Set the stage, since this is a rare parable that Jesus Himself explains.
Jesus instructed His disciples often using parables, and a few of them includeed commentary by the Master Himself. In the parable for today Jesus said that the kingdom of heaven is like a farmer’s field, sown with wheat. An enemy comes at night and sows poisonous seed along with the wheat crop. Once discovered, the farmer advised his workers not to pull up any poisonous weeds, for fear of damaging the wheat. Instead, they will wait until the harvest and pick up both. The wheat will be harvested and put into barns and the weeds will serve a cheap fuel.
Tares and Wheat: One offends and practices lawlessness, the others are the people of God, but the roots interconnect and it is up to God to disconnect
Scholars know that particular weed discussed in this passage. It resembled wheat in the early stages of growth to such an extent that a person could not tell
them apart. Later, when the poisonous fruit began to show, the roots of the weed had intertwined with the surrounding wheat, so uprooting the weeds could destroy the crop. This was not fantasy. In the days of the Lord Jesus some unscrupulous farmers actually did this. For the purpose of this parable, Jesus compares the world to a field, with the people of God and the people of the devil mingled together. The harvest is the end of the age, and it is the angels, under the direction of God, who separate the crops. It is not up to us.

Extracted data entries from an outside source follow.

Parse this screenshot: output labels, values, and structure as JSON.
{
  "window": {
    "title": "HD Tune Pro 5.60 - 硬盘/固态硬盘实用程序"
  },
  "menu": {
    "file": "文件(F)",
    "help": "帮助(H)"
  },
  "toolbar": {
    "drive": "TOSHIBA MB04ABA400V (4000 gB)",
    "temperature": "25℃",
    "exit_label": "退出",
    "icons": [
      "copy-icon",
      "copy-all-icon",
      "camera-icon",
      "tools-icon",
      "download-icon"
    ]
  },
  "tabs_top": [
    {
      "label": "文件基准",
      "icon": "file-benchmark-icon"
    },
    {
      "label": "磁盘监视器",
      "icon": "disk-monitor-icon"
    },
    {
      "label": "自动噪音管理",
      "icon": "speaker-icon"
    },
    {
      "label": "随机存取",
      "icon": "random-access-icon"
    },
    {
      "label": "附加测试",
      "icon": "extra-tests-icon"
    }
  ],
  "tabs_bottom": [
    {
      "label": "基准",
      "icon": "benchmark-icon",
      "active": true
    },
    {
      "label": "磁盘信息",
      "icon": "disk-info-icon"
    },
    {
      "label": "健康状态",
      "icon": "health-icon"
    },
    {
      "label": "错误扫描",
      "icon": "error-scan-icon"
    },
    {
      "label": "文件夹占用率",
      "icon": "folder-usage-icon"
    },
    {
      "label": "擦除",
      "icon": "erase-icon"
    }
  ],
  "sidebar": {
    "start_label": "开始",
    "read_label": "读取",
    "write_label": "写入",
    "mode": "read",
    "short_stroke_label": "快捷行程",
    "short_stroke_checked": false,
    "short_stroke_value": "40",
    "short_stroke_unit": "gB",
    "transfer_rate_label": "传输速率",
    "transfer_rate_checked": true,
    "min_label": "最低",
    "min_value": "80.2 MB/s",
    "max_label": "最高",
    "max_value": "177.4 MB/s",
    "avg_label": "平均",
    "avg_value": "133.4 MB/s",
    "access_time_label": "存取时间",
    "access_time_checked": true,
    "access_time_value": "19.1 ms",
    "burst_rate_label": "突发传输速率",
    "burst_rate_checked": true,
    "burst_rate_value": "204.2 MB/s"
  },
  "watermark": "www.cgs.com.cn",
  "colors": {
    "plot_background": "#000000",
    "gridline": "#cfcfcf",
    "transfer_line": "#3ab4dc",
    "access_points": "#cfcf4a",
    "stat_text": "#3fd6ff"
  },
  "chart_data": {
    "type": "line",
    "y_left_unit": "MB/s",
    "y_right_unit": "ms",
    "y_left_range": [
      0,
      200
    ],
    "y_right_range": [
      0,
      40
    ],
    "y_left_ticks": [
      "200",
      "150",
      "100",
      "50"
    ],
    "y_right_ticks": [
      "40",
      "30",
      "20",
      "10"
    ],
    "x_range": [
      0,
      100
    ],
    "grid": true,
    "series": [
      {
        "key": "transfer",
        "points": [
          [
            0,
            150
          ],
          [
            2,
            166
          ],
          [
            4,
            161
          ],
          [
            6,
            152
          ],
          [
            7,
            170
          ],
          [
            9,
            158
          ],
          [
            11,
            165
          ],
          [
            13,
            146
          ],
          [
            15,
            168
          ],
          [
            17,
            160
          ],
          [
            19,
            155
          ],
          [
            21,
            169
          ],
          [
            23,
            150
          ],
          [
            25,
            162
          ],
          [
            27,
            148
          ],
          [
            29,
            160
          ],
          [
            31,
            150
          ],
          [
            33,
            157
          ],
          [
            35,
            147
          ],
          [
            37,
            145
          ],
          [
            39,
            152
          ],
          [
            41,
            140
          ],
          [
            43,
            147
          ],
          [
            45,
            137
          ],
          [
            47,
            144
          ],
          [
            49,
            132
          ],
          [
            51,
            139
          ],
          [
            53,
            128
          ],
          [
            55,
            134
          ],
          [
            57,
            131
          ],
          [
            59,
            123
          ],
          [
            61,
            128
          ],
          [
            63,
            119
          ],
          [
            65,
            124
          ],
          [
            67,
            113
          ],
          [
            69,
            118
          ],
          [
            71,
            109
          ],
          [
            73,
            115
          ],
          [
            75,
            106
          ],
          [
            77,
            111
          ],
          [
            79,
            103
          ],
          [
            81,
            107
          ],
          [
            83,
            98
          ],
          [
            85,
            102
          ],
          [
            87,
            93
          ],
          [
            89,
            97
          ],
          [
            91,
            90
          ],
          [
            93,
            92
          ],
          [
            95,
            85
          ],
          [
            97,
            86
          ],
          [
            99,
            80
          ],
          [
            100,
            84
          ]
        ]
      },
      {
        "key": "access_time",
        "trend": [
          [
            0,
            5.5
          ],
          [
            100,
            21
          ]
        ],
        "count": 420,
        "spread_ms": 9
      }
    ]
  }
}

Here are a few applications. First, note the wise among you. Those who are knowledgeable, able to solve problems and heal relationships, and try to keep them as close to you as possible. Watch out for people who always cause strife. They tend to go from one church to the next, and controversy always seems to follow them. Finally watch out for “religious” people who do what is wrong without apology. We all have faults against which we struggle, but when a person decides to stop repenting of a sinful habit and starts to make excuses for it, he crossed a dangerous line. These people may not always be “weeds”, but there are such people in the world, and some of them can show up at church.
In conclusion, the Lord Jesus often used agricultural imagery to describe spiritual or apocalyptic vistas. In this parable, he addresses human nature and the end of the age, and warns us that people, both good and bad, are intertwined in our lives. Be careful and discerning, and also know that the separation of the good from the bad is not our work, but ultimately that of the Lord.